Espace de libertés | Octobre 2018 (n° 472)

Droits des femmes, du 1.0 au 3.0.


Dossier

Depuis les années 1960, un certain nombre de conventions internationales s’attachent à la protection des droits fondamentaux. Des textes qui visent indistinctement les hommes et femmes, ou, pour les plus récents d’entre eux, les discriminations à l’encontre de ces dernières. Un constat, plusieurs décennies plus tard : peut mieux faire !


À côté des droits civiques (obtenus dans la foulée de la Seconde Guerre mondiale), des droits économiques et sociaux (années 1960 et 1970), il reste à définir et garantir des droits porteurs d’égalité réelle. Avec une nouvelle étape à franchir : élaborer une troisième génération de droits pour les femmes. Le but : construire une société dans laquelle les hommes et les femmes sont, véritablement et effectivement, des acteurs égaux de la société qu’ils composent. À côté des textes internationaux globaux, dont la force contraignante est très variable, les États, dont la Belgique, arborent aussi une diversité législative quant à la protection des droits des femmes.

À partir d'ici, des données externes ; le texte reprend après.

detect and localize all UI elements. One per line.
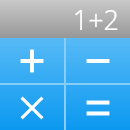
staticText: 1+2 <box>72 1 119 38</box>
button[interactable]: 1+2 <box>0 0 130 38</box>
button[interactable]: Multiply <box>0 85 64 130</box>
button[interactable]: Equals <box>66 85 130 130</box>
button[interactable]: Plus <box>0 38 64 83</box>
button[interactable]: Minus <box>66 38 130 83</box>
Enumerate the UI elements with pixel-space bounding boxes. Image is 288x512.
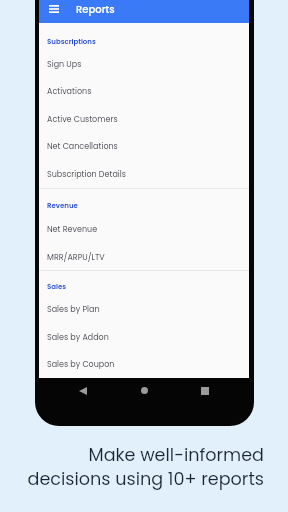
button[interactable]: Active Customers xyxy=(39,105,249,133)
staticText: Revenue xyxy=(47,201,78,211)
staticText: Subscription Details xyxy=(47,169,126,180)
staticText: Subscriptions xyxy=(47,37,96,47)
staticText: Net Cancellations xyxy=(47,141,118,152)
button[interactable]: MRR/ARPU/LTV xyxy=(39,243,249,271)
button[interactable]: Sales by Coupon xyxy=(39,350,249,378)
button[interactable]: Activations xyxy=(39,77,249,105)
staticText: MRR/ARPU/LTV xyxy=(47,252,105,263)
staticText: Sales by Coupon xyxy=(47,359,115,370)
button[interactable]: Net Cancellations xyxy=(39,132,249,160)
staticText: Make well-informed decisions using 10+ r… xyxy=(27,443,264,492)
staticText: Reports xyxy=(76,2,115,16)
staticText: Activations xyxy=(47,86,92,97)
button[interactable]: Net Revenue xyxy=(39,215,249,243)
button[interactable]: Sales by Plan xyxy=(39,295,249,323)
button[interactable]: Sign Ups xyxy=(39,50,249,78)
button[interactable]: Sales by Addon xyxy=(39,323,249,351)
staticText: Net Revenue xyxy=(47,224,98,235)
staticText: Active Customers xyxy=(47,114,118,125)
button[interactable]: Subscription Details xyxy=(39,160,249,188)
button[interactable]: Open navigation menu xyxy=(47,2,61,16)
button[interactable]: Home xyxy=(141,387,148,394)
staticText: Sign Ups xyxy=(47,59,82,70)
staticText: Sales xyxy=(47,282,67,292)
staticText: Sales by Addon xyxy=(47,332,109,343)
staticText: Sales by Plan xyxy=(47,304,100,315)
button[interactable]: Back xyxy=(79,387,87,395)
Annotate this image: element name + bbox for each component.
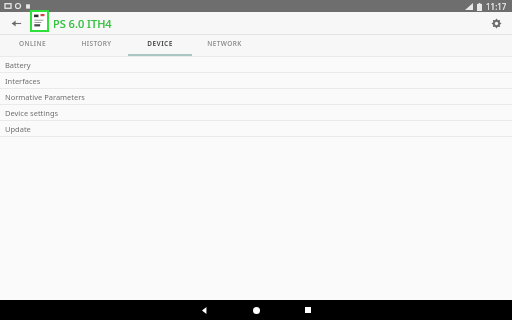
staticText: Interfaces (5, 76, 41, 86)
button[interactable]: Update (0, 121, 512, 136)
staticText: Device settings (5, 108, 59, 118)
staticText: ONLINE (19, 39, 46, 48)
button[interactable]: Battery (0, 57, 512, 72)
staticText: DEVICE (147, 39, 173, 48)
staticText: Normative Parameters (5, 92, 85, 102)
button[interactable]: DEVICE (128, 35, 192, 56)
staticText: PS 6.0 ITH4 (53, 16, 112, 31)
button[interactable]: Interfaces (0, 73, 512, 88)
button[interactable]: Back (180, 300, 228, 320)
button[interactable]: HISTORY (64, 35, 128, 56)
button[interactable]: Recent apps (284, 300, 332, 320)
button[interactable]: NETWORK (192, 35, 256, 56)
button[interactable]: Device settings (0, 105, 512, 120)
button[interactable]: Normative Parameters (0, 89, 512, 104)
button[interactable]: ONLINE (0, 35, 64, 56)
button[interactable]: Settings (486, 13, 506, 33)
staticText: Update (5, 124, 31, 134)
button[interactable]: Back (6, 13, 26, 33)
staticText: HISTORY (81, 39, 112, 48)
staticText: Battery (5, 60, 31, 70)
staticText: 11:17 (486, 1, 507, 12)
button[interactable]: Home (232, 300, 280, 320)
staticText: NETWORK (207, 39, 242, 48)
button[interactable]: PS 6.0 ITH4 (30, 12, 112, 34)
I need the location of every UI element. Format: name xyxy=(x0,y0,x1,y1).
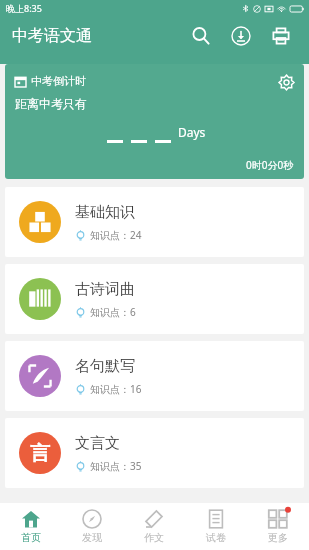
staticText: 0时0分0秒 xyxy=(246,158,294,172)
staticText: 基础知识 xyxy=(75,203,135,222)
staticText: 晚上8:35 xyxy=(6,2,42,14)
staticText: 中考倒计时 xyxy=(31,74,86,88)
staticText: 文言文 xyxy=(75,434,120,453)
staticText: 中考语文通 xyxy=(12,26,92,46)
button[interactable]: 首页 xyxy=(0,503,61,550)
button[interactable]: Settings xyxy=(274,70,298,94)
button[interactable]: Print xyxy=(261,16,301,56)
button[interactable]: 试卷 xyxy=(185,503,247,550)
button[interactable]: Download xyxy=(221,16,261,56)
staticText: 发现 xyxy=(82,531,102,544)
staticText: 知识点：6 xyxy=(90,305,136,319)
staticText: Days xyxy=(178,124,206,140)
staticText: 首页 xyxy=(21,531,41,544)
staticText: 距离中考只有 xyxy=(15,96,87,111)
button[interactable]: 更多 xyxy=(247,503,309,550)
staticText: 试卷 xyxy=(206,531,226,544)
staticText: 古诗词曲 xyxy=(75,280,135,299)
button[interactable]: 古诗词曲 xyxy=(5,264,304,334)
button[interactable]: 言 xyxy=(5,418,304,488)
button[interactable]: 基础知识 xyxy=(5,187,304,257)
button[interactable]: 中考倒计时 xyxy=(5,64,304,179)
staticText: 名句默写 xyxy=(75,357,135,376)
staticText: 更多 xyxy=(268,531,288,544)
staticText: 知识点：16 xyxy=(90,382,142,396)
button[interactable]: Search xyxy=(181,16,221,56)
staticText: 言 xyxy=(30,441,50,466)
button[interactable]: 名句默写 xyxy=(5,341,304,411)
staticText: 作文 xyxy=(144,531,164,544)
button[interactable]: 作文 xyxy=(123,503,185,550)
button[interactable]: 发现 xyxy=(61,503,123,550)
staticText: 知识点：24 xyxy=(90,228,142,242)
staticText: 知识点：35 xyxy=(90,459,142,473)
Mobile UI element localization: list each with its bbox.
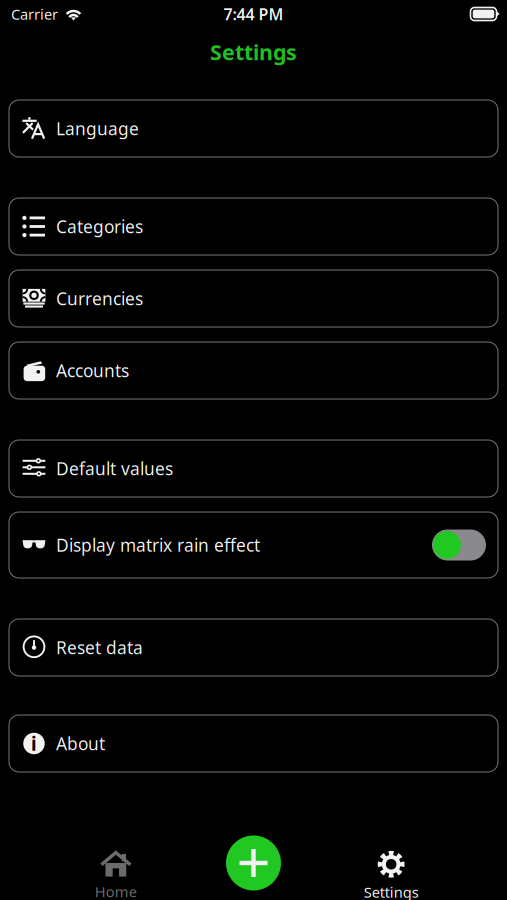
staticText: Categories (56, 215, 143, 238)
button[interactable]: Default values (9, 440, 498, 497)
staticText: Language (56, 117, 139, 140)
staticText: About (56, 732, 105, 755)
staticText: Accounts (56, 359, 129, 382)
staticText: Reset data (56, 636, 143, 659)
staticText: Settings (364, 882, 419, 900)
staticText: Settings (210, 38, 297, 66)
button[interactable]: Display matrix rain effect (9, 512, 498, 578)
button[interactable]: Currencies (9, 270, 498, 327)
button[interactable]: Accounts (9, 342, 498, 399)
button[interactable]: Reset data (9, 619, 498, 676)
button[interactable]: Add (185, 845, 322, 899)
staticText: Currencies (56, 287, 143, 310)
button[interactable]: i (9, 715, 498, 772)
button[interactable]: Home (47, 845, 185, 899)
button[interactable]: Language (9, 100, 498, 157)
staticText: Carrier (11, 4, 58, 24)
button[interactable]: Categories (9, 198, 498, 255)
staticText: Default values (56, 457, 173, 480)
staticText: 7:44 PM (224, 3, 284, 25)
staticText: Home (95, 882, 137, 900)
staticText: Display matrix rain effect (56, 534, 260, 556)
button[interactable]: Settings (322, 845, 460, 899)
staticText: i (31, 731, 37, 756)
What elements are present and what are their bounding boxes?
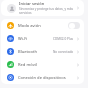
staticText: Sincroniza y protege tus datos, y más se… [19, 7, 73, 15]
button[interactable]: Modo avión [68, 22, 80, 29]
button[interactable]: Red móvil [1, 58, 84, 71]
staticText: CDMX2.0 Plus [53, 37, 74, 41]
button[interactable]: Modo avión [1, 19, 84, 32]
staticText: Wi-Fi [18, 36, 28, 42]
staticText: Conexión de dispositivos [18, 75, 66, 81]
button[interactable]: Iniciar sesión [1, 0, 84, 16]
staticText: Modo avión [18, 23, 41, 29]
staticText: Iniciar sesión [19, 1, 45, 6]
staticText: Bluetooth [18, 49, 37, 55]
button[interactable]: Conexión de dispositivos [1, 71, 84, 84]
staticText: Red móvil [18, 62, 37, 68]
staticText: No conectado [53, 50, 74, 54]
button[interactable]: Wi-Fi [1, 32, 84, 45]
button[interactable]: Bluetooth [1, 45, 84, 58]
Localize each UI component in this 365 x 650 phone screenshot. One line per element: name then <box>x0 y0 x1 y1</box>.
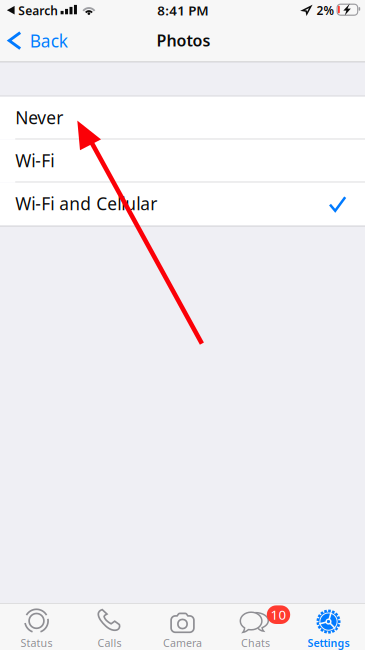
staticText: Photos <box>156 30 210 51</box>
staticText: Wi-Fi and Cellular <box>15 192 157 215</box>
staticText: Camera <box>163 636 202 650</box>
button[interactable]: Back <box>0 22 76 62</box>
staticText: Settings <box>308 636 350 650</box>
button[interactable]: Chats <box>219 604 292 650</box>
staticText: Never <box>15 106 63 129</box>
staticText: Chats <box>241 636 270 650</box>
staticText: Search <box>18 3 58 18</box>
button[interactable]: Settings <box>292 604 365 650</box>
button[interactable]: Camera <box>146 604 219 650</box>
button[interactable]: Wi-Fi <box>0 140 365 183</box>
button[interactable]: Status <box>0 604 73 650</box>
staticText: Wi-Fi <box>15 149 54 172</box>
button[interactable]: Calls <box>73 604 146 650</box>
staticText: 2% <box>316 2 334 18</box>
staticText: 10 <box>270 606 286 624</box>
button[interactable]: Never <box>0 97 365 140</box>
staticText: 8:41 PM <box>157 2 208 19</box>
staticText: Back <box>30 29 68 52</box>
staticText: Calls <box>98 636 122 650</box>
staticText: Status <box>20 636 52 650</box>
button[interactable]: Wi-Fi and Cellular <box>0 183 365 226</box>
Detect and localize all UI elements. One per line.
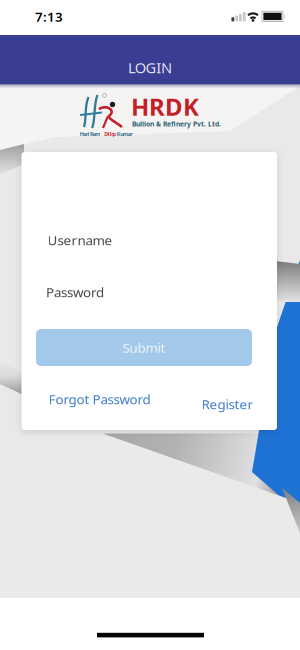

La Belgique s’est par exemple équipée de textes juridiques portant sur la parité ces deux dernières décennies. Ceux-ci couvrent en partie les différentes portes d’entrée de la discrimination envers les femmes au sein de leur vie privée, familiale, professionnelle, publique ou politique1. La loi « gender mainstreaming » a notamment pour objectif de renforcer l’égalité des femmes et des hommes, en intégrant la dimension de genre dans le contenu des politiques publiques (2007). La législation belge assure ainsi la parité sur les listes de candidatures aux élections des Chambres législatives fédérales (2002), mais la présence de personnes de sexe différent dans l’ensemble des gouvernements du pays (2003). La parité s’introduit donc lentement et doucement au sein des parlements et gouvernements belges depuis le début du XXIe siècle.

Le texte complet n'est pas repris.